How fit and strong you are- you’re going to the gym consistently and nailing your workouts but you step on the scales and see that you’ve GAINED weight? Well… In this case you’ve probably gained lean muscle rather than fat. This is going to make you fitter, and stronger so don’t be put off! FACT, your body burns more calories maintaining muscle than it does fat. FACT, the more muscle you have the higher your metabolism. FACT, gaining muscle will likely cause you to gain weight!
Your health- your scale weight doesn’t define you nor does it define if you’re healthy. Stressing over a number is detrimental to your mental and physical health. It can cause your cortisol (stress hormone that regulates metabolism) levels to increase which, can result in an increase in appetite too! Plus, we might think oh I’ve put on weight today so I’ll just start over on my diet tomorrow!

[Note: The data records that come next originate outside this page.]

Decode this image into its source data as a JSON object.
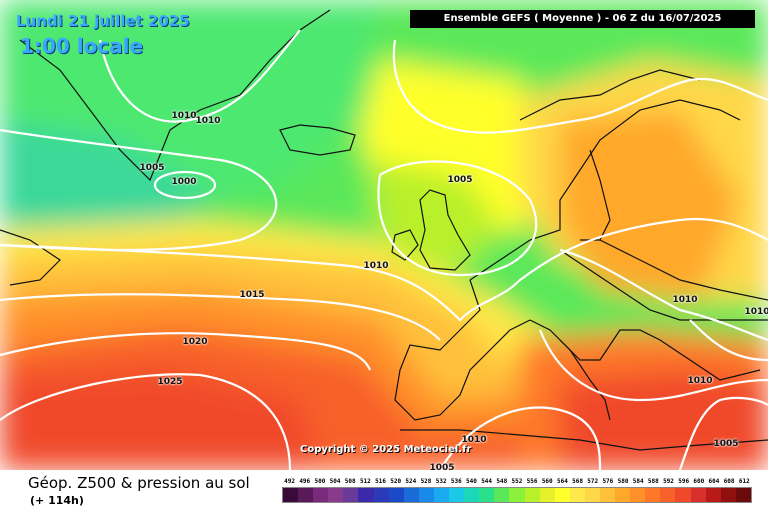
{
  "header": {
    "date": "Lundi 21 juillet 2025",
    "time": "1:00 locale",
    "model_info": "Ensemble GEFS  ( Moyenne )  -  06 Z du 16/07/2025"
  },
  "copyright": "Copyright © 2025 Meteociel.fr",
  "footer": {
    "title": "Géop. Z500 & pression au sol",
    "subtitle": "(+ 114h)"
  },
  "isobar_labels": [
    "1010",
    "1010",
    "1005",
    "1000",
    "1005",
    "1010",
    "1015",
    "1020",
    "1025",
    "1010",
    "1010",
    "1010",
    "1010",
    "1005",
    "1005"
  ],
  "scale": {
    "values": [
      "492",
      "496",
      "500",
      "504",
      "508",
      "512",
      "516",
      "520",
      "524",
      "528",
      "532",
      "536",
      "540",
      "544",
      "548",
      "552",
      "556",
      "560",
      "564",
      "568",
      "572",
      "576",
      "580",
      "584",
      "588",
      "592",
      "596",
      "600",
      "604",
      "608",
      "612"
    ],
    "colors": [
      "#3a0a3a",
      "#5a1a5a",
      "#7a2a7a",
      "#8a3a8a",
      "#6a3a9a",
      "#3a2aaa",
      "#2a3ab8",
      "#1a4ac8",
      "#1a6ad8",
      "#1a8ae8",
      "#1aaaf0",
      "#1ac8e8",
      "#1ad8b8",
      "#2ae08a",
      "#5ae85a",
      "#8af03a",
      "#b8f02a",
      "#e8f02a",
      "#ffff2a",
      "#ffe84a",
      "#ffd84a",
      "#ffc03a",
      "#ffa82a",
      "#ff902a",
      "#ff782a",
      "#f8602a",
      "#f0482a",
      "#d8302a",
      "#b81a1a",
      "#901010",
      "#6a0a0a"
    ]
  },
  "colors": {
    "isobar": "#ffffff",
    "land_outline": "#111111"
  }
}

So, what else can we use to track our progress?
Progress pictures- personally I’m a huge fan of taking progress pictures because I don’t feel like I’m comparing myself to anyone else and I’m not defined by a NUMBER. If you want to lose weight because you want to look ‘toned’ or ‘leaner’ then why are you measuring that variable with a number?
Body measurements- Taking circumference measurements at different locations on your body can be a great way to see that your body is in fact changing even if your scale weight hasn’t changed!
Performance improvements- I’m a huge believer that performance goals are more sustainable and build a healthier relationship with food compared to aesthetic goals. Plus, whilst achieving these goals you’re more likely to get fitter, stronger, and healthier both mentally and physically so it’s a win win!
Body fat analysis- if your goal is to gradually lose body fat and you don’t have access to a DEXA (dual-energy X-ray absorptiometry) scan then an at-home alternative would be to invest in body composition scales. However, these scales are NOT an accurate way to measure your body fat in isolation but they can be used to track fluctuations in your body fat over time.